Browsers including Firefox, Safari, Opera, and Chrome have begun providing protections against cross-site tracking methods employing cookies and IP addresses. It’s an encouraging development, but there’s a fear it will push trackers to adopt more opaque, “stateless” tracking like browser fingerprinting, which tracks browsers by the configuration information they make visible.
To combat fingerprinting in particular, in a recent study, researchers at The University of Iowa, Mozilla, and the University of California, Davis investigated a machine learning-based approach called FP-Inspector that trains classifiers to learn fingerprinting. By extracting syntactic and semantic features through a combination of static and dynamic analyses that effectively complement each others’ limitations, FP-Inspector overcomes the coverage issues of dynamic analysis while addressing the inability of static analysis to handle obfuscation, the coauthors say.
Some browsers and privacy tools have tried to mitigate fingerprinting using techniques including API changes and network request blocking. But these require manual analysis, and they struggle to restrict scripts served from first-party domains and dual-purpose third parties like content delivery networks. That’s because each hard-coded heuristic has to be narrowly defined to avoid false positives and continually updated to capture evolving fingerprinting and non-fingerprinting.
To train FP-Inspector, the researchers crawled the homepages of 20,000 websites to compile a list of 17,629 websites with 153,354 distinct executing scripts. (They took the top 10,000 sites from a list of 100,000 of the web’s most-visited sites — Alexa’s Global Rank — and augmented it with random samples of 10,000 sites from the remainder, allowing them to cover both the most popular websites and websites further down the long tail.) In experiments, they say that FP-Inspector performed well, detecting 26% more fingerprinting scripts than manually designed heuristics with 99.9% accuracy and two times less website breakage.

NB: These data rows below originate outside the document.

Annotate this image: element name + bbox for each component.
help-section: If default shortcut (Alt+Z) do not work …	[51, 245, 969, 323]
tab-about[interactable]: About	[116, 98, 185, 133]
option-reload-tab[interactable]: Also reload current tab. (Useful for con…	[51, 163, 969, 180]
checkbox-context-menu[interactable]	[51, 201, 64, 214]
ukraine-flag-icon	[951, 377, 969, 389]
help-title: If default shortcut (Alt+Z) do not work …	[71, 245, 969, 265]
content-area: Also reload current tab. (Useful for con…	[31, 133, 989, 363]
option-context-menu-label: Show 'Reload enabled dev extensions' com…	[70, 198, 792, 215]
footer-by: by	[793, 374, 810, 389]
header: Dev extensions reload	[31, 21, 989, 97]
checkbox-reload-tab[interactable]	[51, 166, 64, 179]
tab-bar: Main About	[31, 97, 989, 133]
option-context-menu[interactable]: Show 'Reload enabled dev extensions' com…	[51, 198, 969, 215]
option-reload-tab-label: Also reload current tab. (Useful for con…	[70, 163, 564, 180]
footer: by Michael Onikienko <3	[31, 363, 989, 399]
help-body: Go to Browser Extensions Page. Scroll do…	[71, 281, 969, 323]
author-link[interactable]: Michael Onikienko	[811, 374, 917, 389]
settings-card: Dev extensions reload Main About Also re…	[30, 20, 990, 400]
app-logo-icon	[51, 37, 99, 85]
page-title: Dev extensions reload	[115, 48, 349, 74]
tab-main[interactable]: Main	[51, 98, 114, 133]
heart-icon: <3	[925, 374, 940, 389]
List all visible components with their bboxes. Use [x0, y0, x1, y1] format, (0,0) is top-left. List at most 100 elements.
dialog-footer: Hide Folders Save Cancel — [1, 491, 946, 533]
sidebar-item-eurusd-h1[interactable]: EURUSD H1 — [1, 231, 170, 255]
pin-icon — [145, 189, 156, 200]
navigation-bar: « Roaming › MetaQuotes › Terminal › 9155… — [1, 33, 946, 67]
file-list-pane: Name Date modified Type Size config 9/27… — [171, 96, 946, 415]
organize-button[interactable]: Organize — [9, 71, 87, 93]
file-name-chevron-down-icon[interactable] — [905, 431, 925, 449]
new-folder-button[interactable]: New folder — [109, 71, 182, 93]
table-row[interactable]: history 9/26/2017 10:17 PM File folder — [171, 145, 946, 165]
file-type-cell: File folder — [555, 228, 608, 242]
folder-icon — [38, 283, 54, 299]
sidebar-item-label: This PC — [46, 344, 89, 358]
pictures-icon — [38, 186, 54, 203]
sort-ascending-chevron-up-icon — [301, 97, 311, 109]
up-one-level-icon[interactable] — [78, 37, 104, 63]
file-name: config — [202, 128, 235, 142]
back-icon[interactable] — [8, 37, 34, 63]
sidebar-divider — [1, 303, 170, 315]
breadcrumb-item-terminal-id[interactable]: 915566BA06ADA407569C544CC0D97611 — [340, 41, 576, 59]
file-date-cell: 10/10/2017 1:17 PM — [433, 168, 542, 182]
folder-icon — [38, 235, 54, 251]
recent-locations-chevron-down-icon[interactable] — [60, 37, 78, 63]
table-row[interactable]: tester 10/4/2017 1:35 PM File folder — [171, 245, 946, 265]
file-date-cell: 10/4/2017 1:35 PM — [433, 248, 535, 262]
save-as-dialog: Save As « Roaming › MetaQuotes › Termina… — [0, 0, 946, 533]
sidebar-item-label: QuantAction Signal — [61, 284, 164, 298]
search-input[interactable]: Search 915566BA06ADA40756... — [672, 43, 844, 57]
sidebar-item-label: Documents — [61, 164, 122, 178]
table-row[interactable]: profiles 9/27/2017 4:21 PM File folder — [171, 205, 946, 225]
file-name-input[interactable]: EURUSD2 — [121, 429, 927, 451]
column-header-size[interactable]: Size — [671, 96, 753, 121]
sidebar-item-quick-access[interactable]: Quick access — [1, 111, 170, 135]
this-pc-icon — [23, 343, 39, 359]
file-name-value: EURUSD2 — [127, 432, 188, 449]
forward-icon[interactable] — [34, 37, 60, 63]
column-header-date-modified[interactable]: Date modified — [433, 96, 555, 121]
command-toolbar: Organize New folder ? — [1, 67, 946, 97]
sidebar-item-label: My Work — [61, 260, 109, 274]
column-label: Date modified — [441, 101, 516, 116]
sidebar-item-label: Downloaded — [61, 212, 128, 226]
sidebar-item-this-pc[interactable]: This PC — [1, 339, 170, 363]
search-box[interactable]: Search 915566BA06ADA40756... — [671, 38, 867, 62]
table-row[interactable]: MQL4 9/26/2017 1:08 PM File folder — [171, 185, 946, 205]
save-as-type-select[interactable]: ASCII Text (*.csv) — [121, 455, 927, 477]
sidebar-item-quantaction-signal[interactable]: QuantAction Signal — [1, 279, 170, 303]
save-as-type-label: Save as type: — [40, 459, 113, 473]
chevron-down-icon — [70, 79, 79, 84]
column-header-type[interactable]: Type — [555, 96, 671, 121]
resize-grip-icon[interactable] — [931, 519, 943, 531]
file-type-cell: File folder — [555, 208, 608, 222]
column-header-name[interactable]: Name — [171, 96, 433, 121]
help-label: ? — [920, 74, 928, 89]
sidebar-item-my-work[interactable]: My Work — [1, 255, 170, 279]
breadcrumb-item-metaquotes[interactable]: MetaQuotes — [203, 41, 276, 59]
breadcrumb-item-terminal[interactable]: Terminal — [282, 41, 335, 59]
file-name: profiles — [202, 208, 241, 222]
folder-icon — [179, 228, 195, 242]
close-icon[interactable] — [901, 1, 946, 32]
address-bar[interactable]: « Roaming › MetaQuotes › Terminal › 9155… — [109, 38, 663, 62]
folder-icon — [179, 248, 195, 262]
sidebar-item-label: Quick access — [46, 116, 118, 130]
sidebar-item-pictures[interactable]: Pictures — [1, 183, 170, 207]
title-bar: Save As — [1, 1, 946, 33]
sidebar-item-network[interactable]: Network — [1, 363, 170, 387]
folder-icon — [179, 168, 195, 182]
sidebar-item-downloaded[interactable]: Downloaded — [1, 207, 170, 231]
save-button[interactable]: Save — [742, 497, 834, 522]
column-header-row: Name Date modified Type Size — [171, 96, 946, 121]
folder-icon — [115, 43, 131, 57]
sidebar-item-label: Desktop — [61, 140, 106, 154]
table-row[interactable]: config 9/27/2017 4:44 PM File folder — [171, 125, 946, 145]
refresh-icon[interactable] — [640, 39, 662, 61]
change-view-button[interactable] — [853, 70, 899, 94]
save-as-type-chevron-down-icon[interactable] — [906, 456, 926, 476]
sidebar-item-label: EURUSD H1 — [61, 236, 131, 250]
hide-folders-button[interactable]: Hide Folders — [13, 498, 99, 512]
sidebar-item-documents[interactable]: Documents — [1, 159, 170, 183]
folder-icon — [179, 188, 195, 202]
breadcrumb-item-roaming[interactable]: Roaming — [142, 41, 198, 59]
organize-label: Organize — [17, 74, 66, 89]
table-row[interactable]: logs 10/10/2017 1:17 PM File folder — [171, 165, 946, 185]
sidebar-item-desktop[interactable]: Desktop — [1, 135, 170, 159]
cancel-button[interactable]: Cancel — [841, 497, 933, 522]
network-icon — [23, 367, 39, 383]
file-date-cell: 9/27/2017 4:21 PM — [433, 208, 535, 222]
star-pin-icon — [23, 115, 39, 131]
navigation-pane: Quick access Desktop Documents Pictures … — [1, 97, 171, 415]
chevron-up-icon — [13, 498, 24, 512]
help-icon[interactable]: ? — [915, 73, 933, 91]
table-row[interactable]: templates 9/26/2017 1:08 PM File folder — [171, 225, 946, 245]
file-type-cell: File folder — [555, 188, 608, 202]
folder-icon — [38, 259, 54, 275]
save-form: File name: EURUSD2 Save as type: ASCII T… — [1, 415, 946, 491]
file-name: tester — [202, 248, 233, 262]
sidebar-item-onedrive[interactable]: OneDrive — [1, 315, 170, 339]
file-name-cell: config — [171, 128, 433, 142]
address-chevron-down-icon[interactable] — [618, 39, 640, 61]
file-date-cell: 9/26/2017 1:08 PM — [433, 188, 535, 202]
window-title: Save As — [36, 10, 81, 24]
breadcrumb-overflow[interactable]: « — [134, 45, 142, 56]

In an effort to measure the prevalence of fingerprinting scripts on the web, the researchers applied FP-Inspector’s detection component to the top 71,112 websites ranked by Alexa. They found that over a quarter of top sites now deploy fingerprinting (10.18% of top-100,000 sites amounting to 2,349 unique domains) and that fingerprinting is used unevenly across different categories of websites. Usage ranged from nearly 14% of news websites to just 1% of credit- and debt-related websites, a disparity the coauthors attribute to the fact that fingerprinting is common on websites relying on advertising and paywalls for monetization.
The researchers say they plan to publish the domains serving fingerprinting scripts to tracking protection lists like Disconnect and EasyPrivacy. “FP-Inspector helped uncover exploitation of several new APIs that were previously not known to be used for browser fingerprinting,” they wrote. “We plan to report the names and statistics of these APIs to privacy-oriented browser vendors and standards bodies. To foster follow-up research, we will release … [our] fingerprinting countermeasures prototype extension, list of newly discovered fingerprinting vendors, and bug reports submitted to tracking protection lists, browser vendors, and standards bodies.”